Hence the decision to close for up to 45 days, he added.
“It might be longer, if the community can’t be persuaded that this is going to do what it was intended to do. That said, we listened to public health officials and public safety officials, who encouraged us to give them a bit of a runway, a couple of weeks before it was closed.
Kenora Mayor Dan Reynard said there is a need to get community input and a need to dispel misinformation floating around the city.
Reynard added he thinks the dual sessions helped ease the minds of many in the community.
“It doesn’t ease the fears totally, but at least they understand these are the issues being faced, these are the hurdles that certain people have to overcome in order to move to those next steps. Also, it’s not that nothing’s been going on in the community,” Reynard said. “There are a lot of groups that are working together.”
The mayor said housing was the number one issue dating back to the last municipal election, and on that front, nothing has changed.
“That drives it. If people don’t have a place to live and call home, it creates issues right away. Let’s be honest. We had some buildings downtown that, for lack of a better word, were slum residences. With the burning of those, it forced a lot of individuals that were out-of-sight, out-of-mind ... but now they’ve been pushed out so they’re front and centre,” Reynard said.
Ogichidaa Kavanaugh says First Nation leaders have been trying to tackle addiction issues within area communities, adding the Ne-Chee Friendship Centre leadership deserved more than two hours notice before the shelter shutdown went public.
We share the land that we all call home and we must learn to work together for a common goal,” said Ogichidaa Kavanaugh. “Both municipal and First Nations leaders realize that an ongoing, constructive relationship could avoid potential disputes in the future and foster a constructive working relationship on a variety of mutual concerns in a region shared by all,” he said.
KDSB chief administrative officer Henry Wall said the situation offers up a chance to "rip off the Band-Aid" and find a solution as a community.
"We've had a 40 per cent increase in 911 calls just for the City of Kenora alone since last year.

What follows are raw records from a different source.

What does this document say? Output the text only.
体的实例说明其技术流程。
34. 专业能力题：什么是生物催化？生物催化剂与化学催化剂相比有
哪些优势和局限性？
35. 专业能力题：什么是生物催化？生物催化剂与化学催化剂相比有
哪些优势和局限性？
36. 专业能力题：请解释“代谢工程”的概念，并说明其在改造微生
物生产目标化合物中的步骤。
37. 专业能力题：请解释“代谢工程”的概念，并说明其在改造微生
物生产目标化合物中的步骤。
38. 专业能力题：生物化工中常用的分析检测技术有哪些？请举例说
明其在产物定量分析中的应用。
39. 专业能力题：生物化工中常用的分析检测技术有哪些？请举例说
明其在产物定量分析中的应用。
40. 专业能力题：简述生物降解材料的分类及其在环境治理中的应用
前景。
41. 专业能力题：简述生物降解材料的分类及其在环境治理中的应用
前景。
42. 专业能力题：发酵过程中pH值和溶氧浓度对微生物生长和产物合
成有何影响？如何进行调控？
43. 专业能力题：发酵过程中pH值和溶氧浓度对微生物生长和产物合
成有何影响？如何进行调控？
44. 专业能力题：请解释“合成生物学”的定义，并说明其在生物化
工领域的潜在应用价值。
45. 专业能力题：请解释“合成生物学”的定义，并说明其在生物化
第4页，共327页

It is significant. It is unsustainable and a sign that something needs to be done," he said, adding it's a chance to shed some of the stigma surrounding addiction, mental health and homelessness.
"We need to have this community understand what these challenges are. I want to make this very clear. We're not just walking away from (the shelter). This is a temporary halt and we'll be back at this. The service hub will reopen."